Those who know me personally are often surprised to hear that my high school gym teacher was one of the most influential people in my life. It is true. He, and a handful of others I can still remember by name, set me on the path of knowing that I should be a teacher. It is a very important profession, habitually underpaid. To hold the future in your hands is a responsibility like no other. I complained, like all kids do, about having to go to school. Once there, however, I was fascinated by the learning. I still am. I think of those women and men who really wanted to mold young minds. Who knew they’d never be paid as well as their peers, but who had a message worth preserving.
I suppose I’m thinking about them because I recently watched Dead Poets Society again. It’s a poignant thing to do since Robin Williams’ death, but the movie makes a powerful statement about teachers. Knowledge, once planted, grows. I don’t name people on this blog unless they say I can, and although I’ve connected with a few high school teachers through Facebook, I don’t bother them in retirement. I can say, though, that one English teacher, my German teacher, a couple history teachers, a math teacher, and my gym teacher made significant impacts. The math teacher, of course, helped me realize that my thinking process veers in quite a different direction from equations and proofs. Ironically, now I tend to think that way and often think I could’ve done it, but I needed several years for the ideas to settle into place.

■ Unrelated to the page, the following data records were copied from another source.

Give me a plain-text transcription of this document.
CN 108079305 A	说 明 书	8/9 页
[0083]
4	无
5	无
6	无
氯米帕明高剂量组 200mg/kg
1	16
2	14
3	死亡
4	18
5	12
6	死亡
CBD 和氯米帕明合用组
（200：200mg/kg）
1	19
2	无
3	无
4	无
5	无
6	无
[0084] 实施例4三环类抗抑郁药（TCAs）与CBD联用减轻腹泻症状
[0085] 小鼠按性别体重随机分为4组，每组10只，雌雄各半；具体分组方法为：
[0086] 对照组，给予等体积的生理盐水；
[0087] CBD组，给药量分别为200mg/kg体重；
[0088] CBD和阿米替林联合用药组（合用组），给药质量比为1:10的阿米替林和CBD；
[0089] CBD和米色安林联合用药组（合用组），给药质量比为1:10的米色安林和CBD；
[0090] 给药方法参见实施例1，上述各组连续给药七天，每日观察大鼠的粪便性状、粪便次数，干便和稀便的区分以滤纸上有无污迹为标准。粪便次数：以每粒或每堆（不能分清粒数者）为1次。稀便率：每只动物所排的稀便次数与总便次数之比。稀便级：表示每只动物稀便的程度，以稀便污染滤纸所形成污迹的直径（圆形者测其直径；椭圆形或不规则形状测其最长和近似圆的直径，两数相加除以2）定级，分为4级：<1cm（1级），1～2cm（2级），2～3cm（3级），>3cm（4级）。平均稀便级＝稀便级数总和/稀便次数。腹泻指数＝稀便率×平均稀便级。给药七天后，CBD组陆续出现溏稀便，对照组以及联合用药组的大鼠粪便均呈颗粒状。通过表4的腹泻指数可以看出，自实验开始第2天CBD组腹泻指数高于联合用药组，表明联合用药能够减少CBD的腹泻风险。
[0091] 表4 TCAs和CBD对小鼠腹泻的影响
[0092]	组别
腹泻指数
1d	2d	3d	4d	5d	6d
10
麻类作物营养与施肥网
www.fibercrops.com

Thinking of them by name may not be a daily occurrence, but in my actions I live out what they taught. I’m not sure what leads a young person to pursue a teaching career, but clearly some of them have gifts that make them influential in lives long after the classroom relationship ends. The young mind is receptive in the way that a more experienced one tends not to be. Even as we reach our teens the natural confidence of youth seems to take over for many. We might still, however, listen to those with more experience. Teachers, under-paid and often having to take summer jobs to makes ends meet, are almost as influential as peers. The twenty years of my life from the age five on were under the sway of teachers. Time set aside for learning. It wasn’t nearly long enough.